Und dann fügen wir hinzu:
wenn du dieses Wort nicht sprichst,
warum auch immer,
dann reich mir deine Hand,
damit ich dich auch dann nicht verliere.

    Der Hauptmann von Kapernaum
hat Vertrauen zu Jesus,
und Jesus macht seinen Burschen gesund,
aus der Ferne, mit seinen heilenden Worten.

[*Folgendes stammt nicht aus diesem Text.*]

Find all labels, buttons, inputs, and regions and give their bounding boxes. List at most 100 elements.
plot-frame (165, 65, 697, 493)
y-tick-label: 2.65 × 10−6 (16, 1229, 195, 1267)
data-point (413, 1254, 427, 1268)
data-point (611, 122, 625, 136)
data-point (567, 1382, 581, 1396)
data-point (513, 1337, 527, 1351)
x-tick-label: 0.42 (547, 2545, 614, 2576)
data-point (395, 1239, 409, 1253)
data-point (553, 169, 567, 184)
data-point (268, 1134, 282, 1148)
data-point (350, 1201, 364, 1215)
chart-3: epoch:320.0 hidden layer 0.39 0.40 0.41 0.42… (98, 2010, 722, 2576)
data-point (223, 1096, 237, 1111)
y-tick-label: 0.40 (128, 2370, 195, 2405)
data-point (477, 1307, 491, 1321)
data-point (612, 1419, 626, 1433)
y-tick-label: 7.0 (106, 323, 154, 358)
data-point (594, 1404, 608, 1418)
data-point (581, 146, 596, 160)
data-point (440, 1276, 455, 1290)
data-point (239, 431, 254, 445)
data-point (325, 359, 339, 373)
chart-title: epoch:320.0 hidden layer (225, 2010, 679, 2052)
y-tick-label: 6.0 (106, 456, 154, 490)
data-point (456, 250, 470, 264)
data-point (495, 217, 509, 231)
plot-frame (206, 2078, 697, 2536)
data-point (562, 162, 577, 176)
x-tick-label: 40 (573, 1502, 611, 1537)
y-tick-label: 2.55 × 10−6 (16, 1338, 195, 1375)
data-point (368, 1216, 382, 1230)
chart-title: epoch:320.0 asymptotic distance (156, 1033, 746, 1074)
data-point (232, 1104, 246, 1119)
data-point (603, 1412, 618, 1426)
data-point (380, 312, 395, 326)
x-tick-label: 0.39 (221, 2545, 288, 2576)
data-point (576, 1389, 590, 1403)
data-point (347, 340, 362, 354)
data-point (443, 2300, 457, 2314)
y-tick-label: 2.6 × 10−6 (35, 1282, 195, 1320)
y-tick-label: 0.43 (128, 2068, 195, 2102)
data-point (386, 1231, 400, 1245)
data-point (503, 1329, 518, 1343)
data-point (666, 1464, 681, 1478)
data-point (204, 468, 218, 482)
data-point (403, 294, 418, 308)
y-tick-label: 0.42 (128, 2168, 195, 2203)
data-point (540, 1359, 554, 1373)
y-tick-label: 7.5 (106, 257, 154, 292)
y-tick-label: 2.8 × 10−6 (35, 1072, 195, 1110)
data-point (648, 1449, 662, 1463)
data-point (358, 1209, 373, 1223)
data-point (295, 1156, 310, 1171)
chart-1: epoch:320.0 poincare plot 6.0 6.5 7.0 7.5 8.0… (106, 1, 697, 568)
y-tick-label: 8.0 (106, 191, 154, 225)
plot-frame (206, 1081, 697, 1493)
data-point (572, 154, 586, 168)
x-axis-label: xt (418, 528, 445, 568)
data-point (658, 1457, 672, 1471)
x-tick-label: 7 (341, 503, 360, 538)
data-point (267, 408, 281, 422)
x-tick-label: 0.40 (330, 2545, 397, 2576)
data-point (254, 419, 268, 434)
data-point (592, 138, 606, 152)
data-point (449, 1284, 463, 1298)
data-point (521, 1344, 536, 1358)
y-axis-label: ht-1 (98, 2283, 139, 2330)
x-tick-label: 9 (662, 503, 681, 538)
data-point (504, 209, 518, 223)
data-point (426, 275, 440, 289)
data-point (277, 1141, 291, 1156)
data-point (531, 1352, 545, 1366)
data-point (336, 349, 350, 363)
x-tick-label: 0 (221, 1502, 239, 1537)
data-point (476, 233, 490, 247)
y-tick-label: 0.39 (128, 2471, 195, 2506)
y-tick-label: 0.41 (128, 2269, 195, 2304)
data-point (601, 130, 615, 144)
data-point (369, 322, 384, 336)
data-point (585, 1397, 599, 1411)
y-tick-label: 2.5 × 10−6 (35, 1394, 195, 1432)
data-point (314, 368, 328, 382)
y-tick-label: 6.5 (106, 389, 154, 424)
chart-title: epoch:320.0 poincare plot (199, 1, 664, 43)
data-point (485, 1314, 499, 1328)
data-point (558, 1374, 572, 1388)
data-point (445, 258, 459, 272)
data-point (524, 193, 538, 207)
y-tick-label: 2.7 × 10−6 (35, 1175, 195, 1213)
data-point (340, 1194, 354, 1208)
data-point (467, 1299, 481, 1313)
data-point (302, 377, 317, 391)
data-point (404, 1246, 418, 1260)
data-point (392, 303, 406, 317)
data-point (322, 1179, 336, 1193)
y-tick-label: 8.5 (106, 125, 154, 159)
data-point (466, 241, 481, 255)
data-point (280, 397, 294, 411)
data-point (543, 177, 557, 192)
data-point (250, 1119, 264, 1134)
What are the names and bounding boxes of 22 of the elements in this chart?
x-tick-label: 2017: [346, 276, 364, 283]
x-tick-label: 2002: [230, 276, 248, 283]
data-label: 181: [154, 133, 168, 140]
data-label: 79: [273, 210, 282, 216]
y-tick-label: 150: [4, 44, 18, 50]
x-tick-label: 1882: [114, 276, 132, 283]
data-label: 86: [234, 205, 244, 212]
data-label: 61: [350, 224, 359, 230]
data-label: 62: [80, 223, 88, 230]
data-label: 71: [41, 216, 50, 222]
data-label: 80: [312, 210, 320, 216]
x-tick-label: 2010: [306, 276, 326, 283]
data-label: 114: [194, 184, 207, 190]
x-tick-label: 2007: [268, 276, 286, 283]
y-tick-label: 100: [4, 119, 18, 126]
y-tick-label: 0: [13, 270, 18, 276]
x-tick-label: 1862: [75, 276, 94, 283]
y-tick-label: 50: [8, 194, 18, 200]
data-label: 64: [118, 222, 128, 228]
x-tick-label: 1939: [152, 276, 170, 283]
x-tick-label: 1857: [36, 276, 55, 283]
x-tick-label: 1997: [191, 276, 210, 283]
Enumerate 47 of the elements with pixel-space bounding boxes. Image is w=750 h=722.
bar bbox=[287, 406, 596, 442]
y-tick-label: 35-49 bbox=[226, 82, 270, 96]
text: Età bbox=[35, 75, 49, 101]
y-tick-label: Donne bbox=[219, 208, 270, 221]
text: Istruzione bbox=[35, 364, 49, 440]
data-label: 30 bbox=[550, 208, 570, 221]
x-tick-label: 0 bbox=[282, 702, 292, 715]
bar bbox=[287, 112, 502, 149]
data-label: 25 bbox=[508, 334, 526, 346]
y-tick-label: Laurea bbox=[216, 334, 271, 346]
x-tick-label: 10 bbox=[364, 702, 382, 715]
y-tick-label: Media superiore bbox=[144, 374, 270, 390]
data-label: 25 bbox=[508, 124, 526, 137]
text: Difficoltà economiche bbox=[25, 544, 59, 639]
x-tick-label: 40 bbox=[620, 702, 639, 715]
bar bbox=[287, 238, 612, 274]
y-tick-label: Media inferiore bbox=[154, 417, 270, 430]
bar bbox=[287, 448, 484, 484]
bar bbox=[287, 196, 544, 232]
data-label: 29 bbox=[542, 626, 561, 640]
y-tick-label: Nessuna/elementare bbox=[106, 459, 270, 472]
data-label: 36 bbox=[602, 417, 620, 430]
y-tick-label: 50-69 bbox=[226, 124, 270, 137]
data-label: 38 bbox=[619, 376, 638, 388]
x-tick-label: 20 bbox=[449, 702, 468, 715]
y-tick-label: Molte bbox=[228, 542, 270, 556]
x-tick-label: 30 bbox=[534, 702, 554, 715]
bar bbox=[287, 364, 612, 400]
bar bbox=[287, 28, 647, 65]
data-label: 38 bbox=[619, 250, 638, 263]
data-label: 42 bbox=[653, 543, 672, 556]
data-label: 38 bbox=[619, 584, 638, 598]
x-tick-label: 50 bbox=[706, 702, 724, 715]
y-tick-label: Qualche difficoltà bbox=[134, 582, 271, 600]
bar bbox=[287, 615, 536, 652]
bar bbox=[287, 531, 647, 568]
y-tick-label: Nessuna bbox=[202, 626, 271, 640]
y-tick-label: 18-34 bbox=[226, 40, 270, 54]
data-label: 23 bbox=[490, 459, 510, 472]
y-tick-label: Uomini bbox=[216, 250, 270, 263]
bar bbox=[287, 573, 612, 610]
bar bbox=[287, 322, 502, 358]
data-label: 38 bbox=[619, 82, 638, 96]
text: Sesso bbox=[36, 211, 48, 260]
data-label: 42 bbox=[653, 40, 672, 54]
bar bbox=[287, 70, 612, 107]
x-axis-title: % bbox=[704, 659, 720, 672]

In dieser Geschichte ist es so,
aber es ist nicht immer und überall so.

    Der Evangelist Matthäus
erzählt diese Heilungsgeschichte
nicht nur wegen der Heilung,
sondern hauptsächlich deswegen,
um uns Christen deutlich zu machen:
Die Erbengemeinschaft Gottes
ist größer als man denkt.
Das Evangelium
und der Glaube an Jesus Christus
breiten sich aus, überschreiten nationale
und kulturelle Grenzen,
entwickeln sich in unvermutete Richtungen.
Wir Christen in Europa
sind nur ein Teil der weltweiten Christenheit,
und manchmal müssen wir feststellen:
die weltweite Christenheit
stellt sich teilweise in ihren Gottesdiensten
und in ihrer Theologie so dar,
dass uns die Haare zu Berge stehen.
Vieles ist uns recht fremd.
Und doch gehören auch sie
zur weltweiten Gemeinde der Christen.
Ich vermute, wir werden uns noch wundern,
wer da alles aus Osten und Westen kommen
und mit Abraham und Isaak und Jakob
im Himmelreich zu Tische sitzen wird,
wie Jesus sagt.
Und wenn wir dann
ausgiebig gestaunt haben
werden über die Vielfalt,
werden wir glücklich sein,
wenn auch für uns
ein Platz an diesem Tisch sein wird.